In May 2021, CHRC-FM flipped to country music as Hot Country 92.5.

On September 5, 2024, Evanov announced that the station, along with CJWL-FM in Ottawa and CKHK-FM in Hawkesbury, would close effective September 20, 2024, due to increased competition, changing listener habits, and economic conditions brought upon by the COVID-19 pandemic. However, on September 19, Evanov announced that it had reached agreements to sell all three stations instead, with an agreement to sell CHRC and CKHK to Radio communautaire Cornwall-Alexandria—the cooperative that owns CHOD-FM 92.1 Go FM in Cornwall, pending CRTC approval. While CHOD is a francophone station, it was stated that the stations would still broadcast in English.

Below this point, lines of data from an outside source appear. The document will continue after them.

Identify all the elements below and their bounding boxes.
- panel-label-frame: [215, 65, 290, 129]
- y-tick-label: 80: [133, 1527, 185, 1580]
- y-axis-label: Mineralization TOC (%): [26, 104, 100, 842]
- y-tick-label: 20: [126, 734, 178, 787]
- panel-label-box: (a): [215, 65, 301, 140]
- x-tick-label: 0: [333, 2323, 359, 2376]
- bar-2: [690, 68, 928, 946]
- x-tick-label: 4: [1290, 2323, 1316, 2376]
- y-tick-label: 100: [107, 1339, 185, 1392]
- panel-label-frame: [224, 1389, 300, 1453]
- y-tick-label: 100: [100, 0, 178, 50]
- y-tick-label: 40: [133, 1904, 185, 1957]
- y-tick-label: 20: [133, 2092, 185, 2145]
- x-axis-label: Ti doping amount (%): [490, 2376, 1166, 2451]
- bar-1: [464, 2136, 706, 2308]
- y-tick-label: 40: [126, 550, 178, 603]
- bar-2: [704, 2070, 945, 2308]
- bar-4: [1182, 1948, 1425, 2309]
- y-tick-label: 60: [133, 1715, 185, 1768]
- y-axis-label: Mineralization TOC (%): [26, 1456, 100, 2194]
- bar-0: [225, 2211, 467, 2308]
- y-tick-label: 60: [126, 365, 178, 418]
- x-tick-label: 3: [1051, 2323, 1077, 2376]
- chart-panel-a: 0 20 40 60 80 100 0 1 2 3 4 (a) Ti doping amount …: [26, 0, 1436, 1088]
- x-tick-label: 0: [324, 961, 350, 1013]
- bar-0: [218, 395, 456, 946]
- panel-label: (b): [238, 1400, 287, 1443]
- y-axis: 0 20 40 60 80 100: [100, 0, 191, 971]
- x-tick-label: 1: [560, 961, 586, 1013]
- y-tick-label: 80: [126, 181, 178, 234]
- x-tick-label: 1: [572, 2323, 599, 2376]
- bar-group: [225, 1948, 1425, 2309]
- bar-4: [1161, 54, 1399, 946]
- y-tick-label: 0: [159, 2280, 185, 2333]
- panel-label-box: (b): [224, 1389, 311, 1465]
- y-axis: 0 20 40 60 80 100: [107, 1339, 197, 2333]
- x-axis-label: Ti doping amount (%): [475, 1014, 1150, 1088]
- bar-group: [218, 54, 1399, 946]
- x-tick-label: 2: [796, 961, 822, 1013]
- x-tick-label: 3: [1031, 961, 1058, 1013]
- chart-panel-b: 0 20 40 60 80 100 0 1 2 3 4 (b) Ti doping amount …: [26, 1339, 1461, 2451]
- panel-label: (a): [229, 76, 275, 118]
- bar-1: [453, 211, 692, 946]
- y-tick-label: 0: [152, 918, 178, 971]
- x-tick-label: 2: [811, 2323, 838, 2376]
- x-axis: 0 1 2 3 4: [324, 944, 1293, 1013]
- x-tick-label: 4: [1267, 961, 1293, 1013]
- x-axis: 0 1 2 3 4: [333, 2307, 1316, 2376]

Radio communautaire Cornwall-Alexandria formally filed applications to acquire the stations on January 24, 2025, via the subsidiary 1001012762 Ontario Inc., valuing them at $150,000 each. It operated the stations under a temporary management agreement until the sale of the station was approved. On the morning of May 12, 2025, CHRC and CKHK stunted with a loop of "Bye Bye Mon Cowboy" by Quebecois singer Mitsou, before flipping to adult hits at noon as Big FM. The sale was approved by the CRTC on June 30, 2025.